Earlier today, David Marcus (The current President of Paypal) tweeted:
…for a host of regulatory issues. But we treat BTC and any FX txn the same way. We’re believers in BTC though.
Now, when we here at CCN first reported on this happenstance, we were emphasizing David Marcus stating that Paypal is a believer in Bitcoin. I want to take a quick second later to dictate exactly what Paypal being a believer in Bitcoin means (hint, don’t get your hopes up).
Yesterday, a redditor posted a picture of an email that he had received from Paypal support’s international team. This post understandably made it to the front of /r/Bitcoin and clearly garnered a lot of publicity. Within 24 hours, it seems that Paypal got back to the same redditor with an updated email. This was followed by the afore-mentioned tweets from Paypal’s President himself.

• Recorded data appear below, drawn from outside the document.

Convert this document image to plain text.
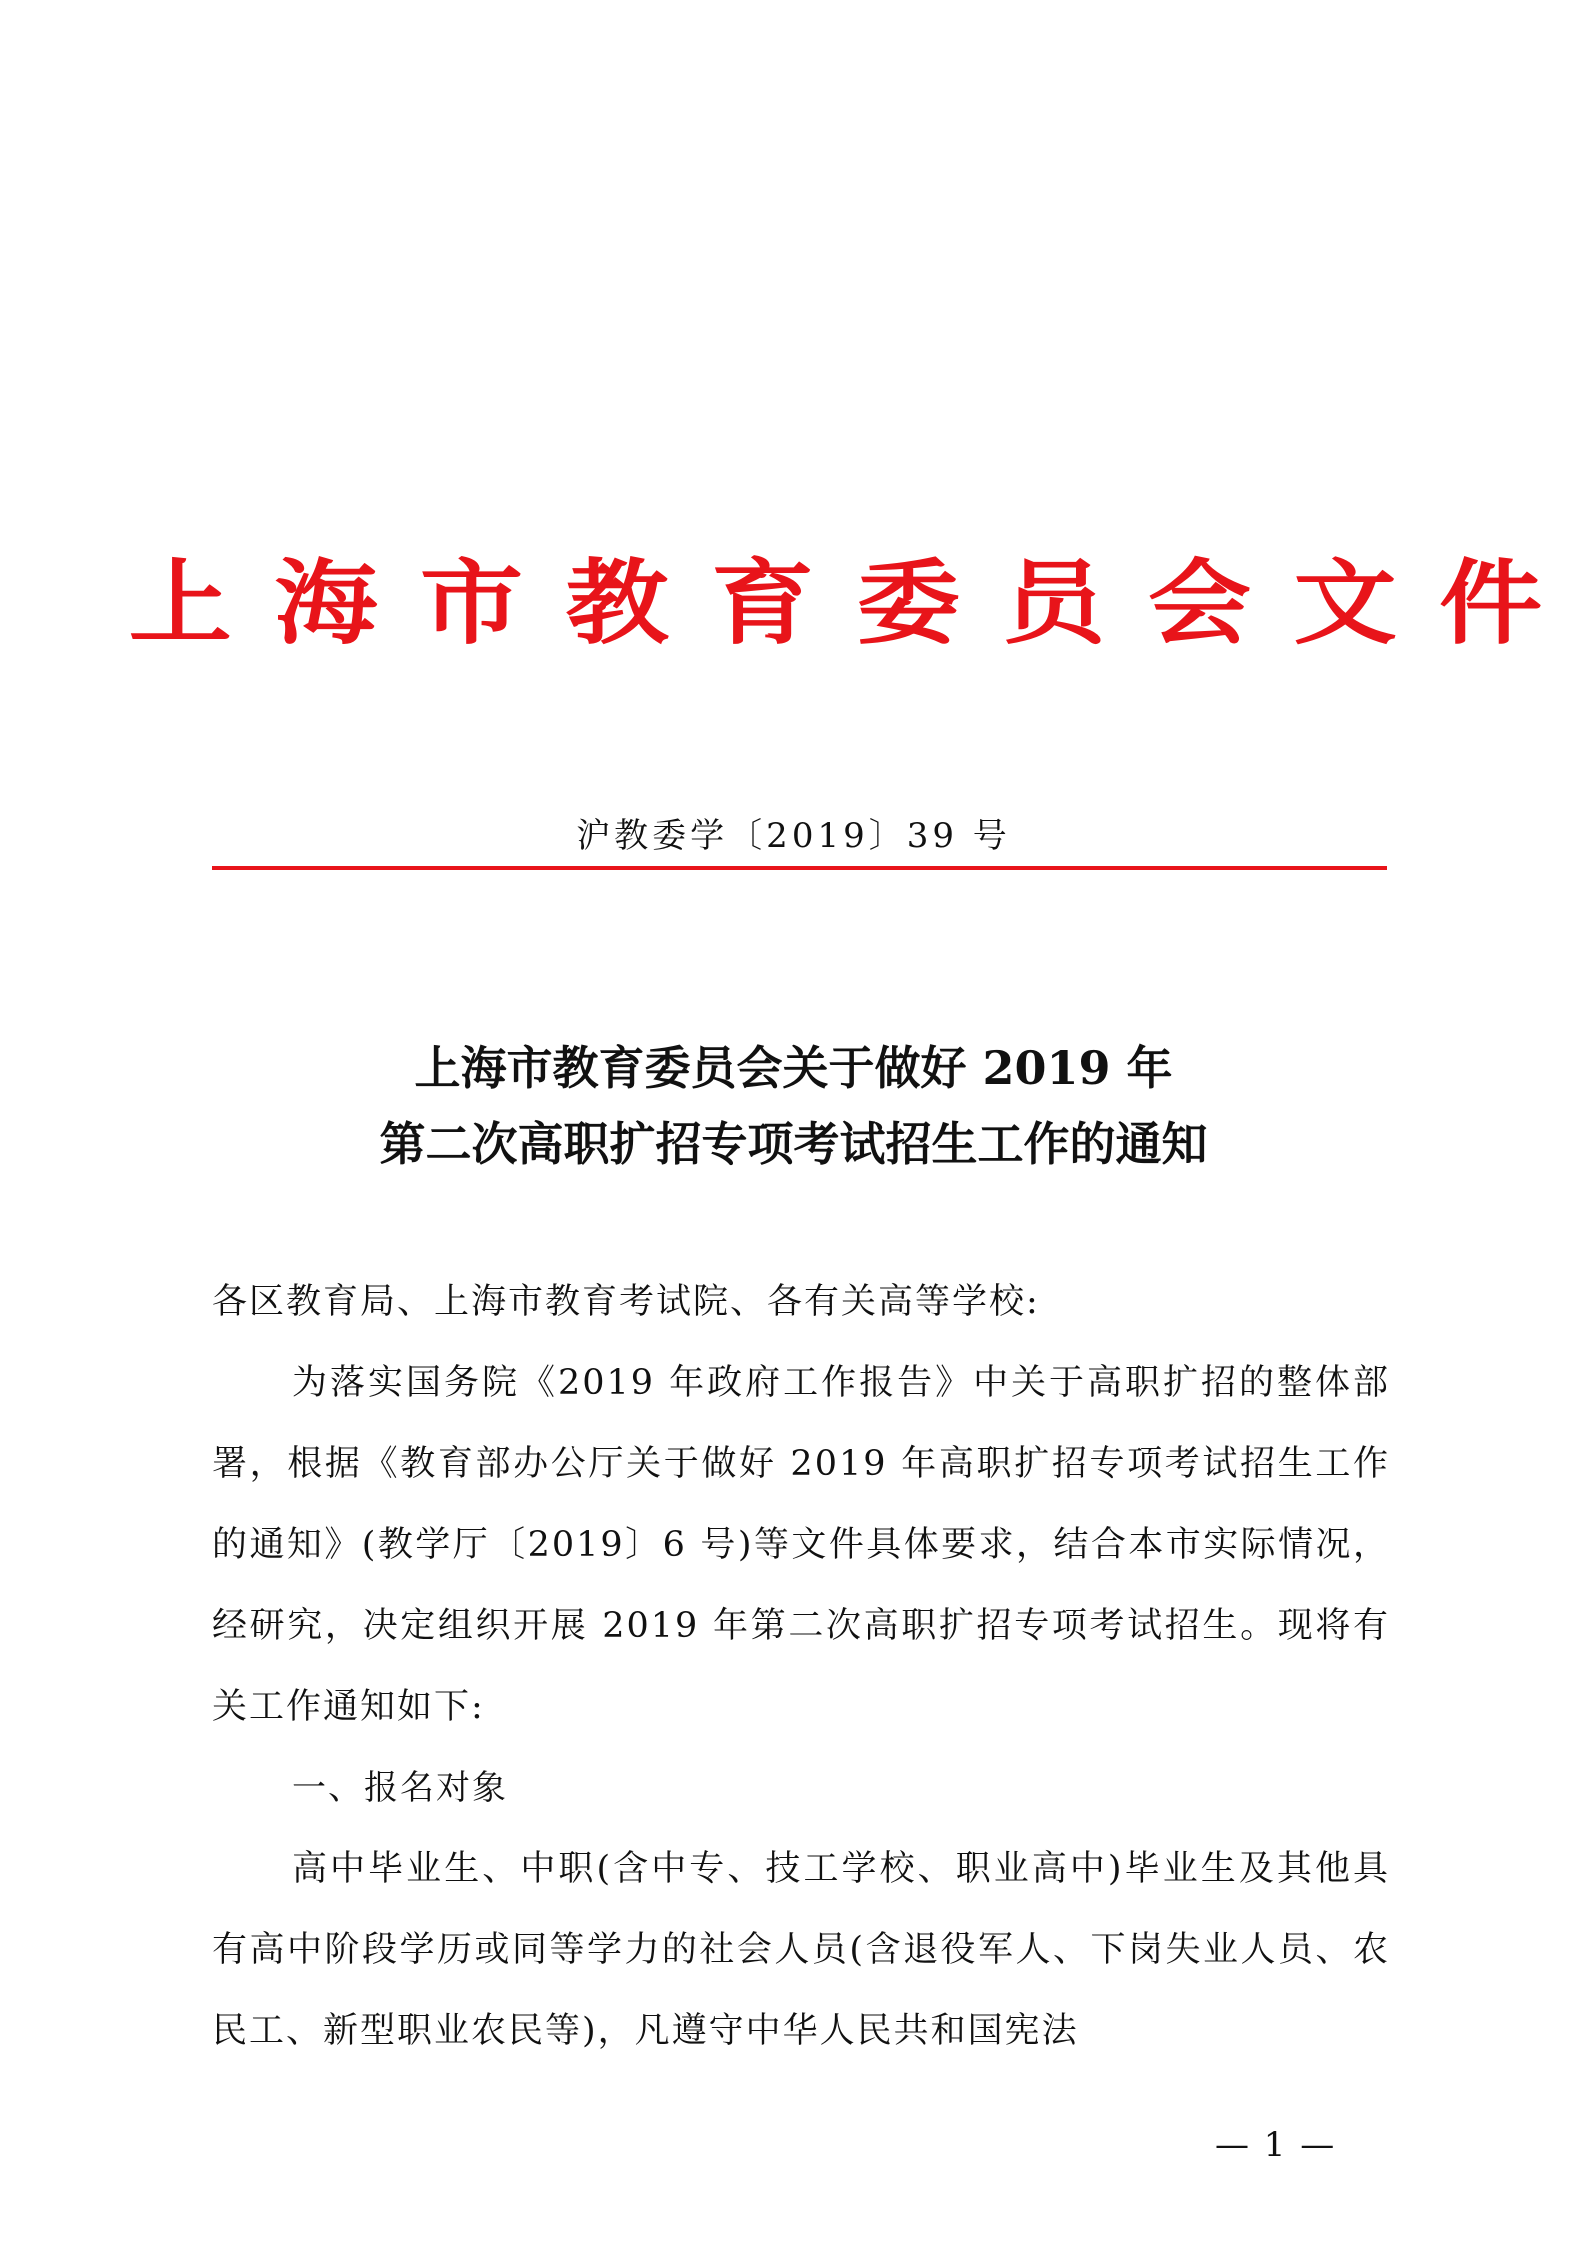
上海市教育委员会文件
沪教委学〔2019〕39 号
上海市教育委员会关于做好 2019 年
第二次高职扩招专项考试招生工作的通知

各区教育局、上海市教育考试院、各有关高等学校:

为落实国务院《2019 年政府工作报告》中关于高职扩招的整体部署，根据《教育部办公厅关于做好 2019 年高职扩招专项考试招生工作的通知》(教学厅〔2019〕6 号)等文件具体要求，结合本市实际情况，经研究，决定组织开展 2019 年第二次高职扩招专项考试招生。现将有关工作通知如下:

一、报名对象

高中毕业生、中职(含中专、技工学校、职业高中)毕业生及其他具有高中阶段学历或同等学力的社会人员(含退役军人、下岗失业人员、农民工、新型职业农民等)，凡遵守中华人民共和国宪法

— 1 —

Initially, Paypal’s stance had been that selling of Bitcoin or Litecoin mining ASICs, or machines in general, was in violation of their Terms of Service. Many cynical onlookers have wondered if this meant that Paypal was banning the sale of video cards or multi-use FPGAs.
Only after threatened legal action and facing incredibly negative publicity on Reddit, did Paypal (their President no less) respond adequately. They have clarified their Terms of Service that Bitcoin mining ASICs are actually allowed to be sold via Paypal, and by extension eBay. However, Bitcoin sales, the same as Euro sales, are disallowed by Paypal. Hopefully those with accounts frozen by Paypal due to ASIC traffic will soon have favorable rulings.
A key point here is that David Marcus himself, or an aide/intern/secretary, is actually a normal frequenter of Reddit, and more specifically /r/Bitcoin. This actually isn’t surprising given the number of revealed “celebrity” lurkers on Reddit; furthermore, it is even less surprising given Mr. Marcus’s belief in the longevity of Bitcoin. Redditors really need to be aware that the world is watching…
Onto Paypal’s future use of Bitcoin.
Currently, Paypal has a list of 69 countries that are banned from Paypal’s payment network, as well as several countries that are own their own distinct payment network. The reason for this is the high risk of internet fraud from these locations, which manifests in lack of Visa/Mastercard support as well as generally less trustworthy banks and financial systems.
Paypal’s future use of Bitcoin will be deposit only, at least in the beginning.
Furthermore, it will be targeted at including these high-risk areas. As every reader should know, Bitcoin coming from my friend Sergei in Uzbekistan is just as good as Bitcoin coming from my Coinbase wallet to any Bitcoin-accepting merchant (Ranks that Paypal might join soon). The same cannot be said for our respective credit card information.
That being said, Paypal’s use of Bitcoin for secure and fraud-free deposits from high-risk geographical regions will highlight Bitcoin’s superiority as a medium of exchange. It is not in any way shape or form the full Paypal implementation of Bitcoin that we all want; however, it will benefit Bitcoin and it will come sooner than you think.